Port Adelaide is scheduled to play St Kilda in Melbourne in Round 7 and that fixture is now in doubt.
At a press conference at the Gold Coast resort where Port Adelaide has been residing as part of the Queensland hub, Davies said he was not surprised by the South Australian Government’s announcement.
“It was inevitable, once the numbers in Victoria started to climb as we’ve seen over the last few days,” he said.
“Understanding that our time in this hub ends after our game on Saturday night and the remainder of the fixture, the AFL will work through over the next couple of days.”

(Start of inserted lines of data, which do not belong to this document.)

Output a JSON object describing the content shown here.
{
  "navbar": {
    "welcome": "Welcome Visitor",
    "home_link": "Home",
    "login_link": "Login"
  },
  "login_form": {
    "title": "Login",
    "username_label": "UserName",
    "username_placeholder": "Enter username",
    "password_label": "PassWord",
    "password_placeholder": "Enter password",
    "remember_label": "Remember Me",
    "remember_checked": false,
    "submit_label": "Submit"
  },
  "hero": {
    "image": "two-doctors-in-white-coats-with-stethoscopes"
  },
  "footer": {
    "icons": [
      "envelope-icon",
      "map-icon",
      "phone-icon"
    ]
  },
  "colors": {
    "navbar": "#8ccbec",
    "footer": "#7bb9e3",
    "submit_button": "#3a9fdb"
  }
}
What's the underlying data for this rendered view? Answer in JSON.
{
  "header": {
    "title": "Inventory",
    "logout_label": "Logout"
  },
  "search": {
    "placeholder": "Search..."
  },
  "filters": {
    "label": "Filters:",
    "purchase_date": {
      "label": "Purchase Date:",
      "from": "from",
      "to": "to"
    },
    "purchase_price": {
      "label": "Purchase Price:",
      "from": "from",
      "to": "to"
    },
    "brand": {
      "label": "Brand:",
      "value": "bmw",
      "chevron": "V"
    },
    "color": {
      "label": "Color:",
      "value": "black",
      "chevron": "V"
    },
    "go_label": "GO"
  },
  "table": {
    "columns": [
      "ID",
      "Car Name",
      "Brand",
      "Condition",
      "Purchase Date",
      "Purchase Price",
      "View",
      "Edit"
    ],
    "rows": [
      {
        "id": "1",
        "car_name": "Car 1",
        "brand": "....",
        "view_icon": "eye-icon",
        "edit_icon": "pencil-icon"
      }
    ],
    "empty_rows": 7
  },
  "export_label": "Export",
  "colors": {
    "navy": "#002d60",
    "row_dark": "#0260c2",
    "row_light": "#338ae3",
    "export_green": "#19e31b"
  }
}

Port will leave the hub on Sunday, sharing a plane home to Adelaide with the Crows, before planning a return to the Gold Coast for the Round 6 game against GWS at Metricon Stadium, although Davies said that fixture could also be updated as soon as this week.
“We’re going home on Sunday. What happens from there we’ll have to see what unfolds in terms of where we can play our next lot of games,” he said.
“Right now, that remains to be seen what the next step of our fixture is and as it stands at the moment, even Round 6, our game against GWS will be under some sort of question as well, certainly up here.
“We’re going to have to work through that once we know the actual draw of the fixture.”
As for what happens next, Davies said he expected to see Victorian teams have to leave their home state for a similar hub situation.
“There’s no doubt that the Perth-based and South Australian-based teams have done the heavy lifting early on,” Davies said.
“I imagine that from here, it’s going to require the Victorian teams to get out of their home state as well.
“The one thing that we know for sure is that we’re playing Brisbane on Saturday night and at this stage our flight home is on Sunday.”
Port Adelaide enters that game unbeaten in 2020 and sitting top of the ladder.
The game at the Gabba on Saturday night presents another challenge against the third-placed Lions.
Davies said regardless of the result, he was proud of the way the Port Adelaide coaches and players had responded to the uncertainty of the season and being away from home in Queensland.
“Our guys have done a fantastic job in terms of being as positive as we can be about being up here,” he said.
“For us, so far, winning helps, but I’m really proud of the way that our coach and players have embraced the two and a half weeks that we would have been here by the time we go on the weekend.
“Whatever needs to happen from here, we’ll do in order to ensure the AFL season continues on, just as we have done the last three weeks and just as we’ve said we were going to do for the last seven.
“The teams that get through this season and play in the finals will be the teams that have adapted to the circumstances that they’re faced with.
“Right now, we’ve been able to do that, how that unfolds through the course of this season only time will tell, but there’s no doubt in my mind that this will be a season like no other and whoever ends up winning it will have done the hard yards.”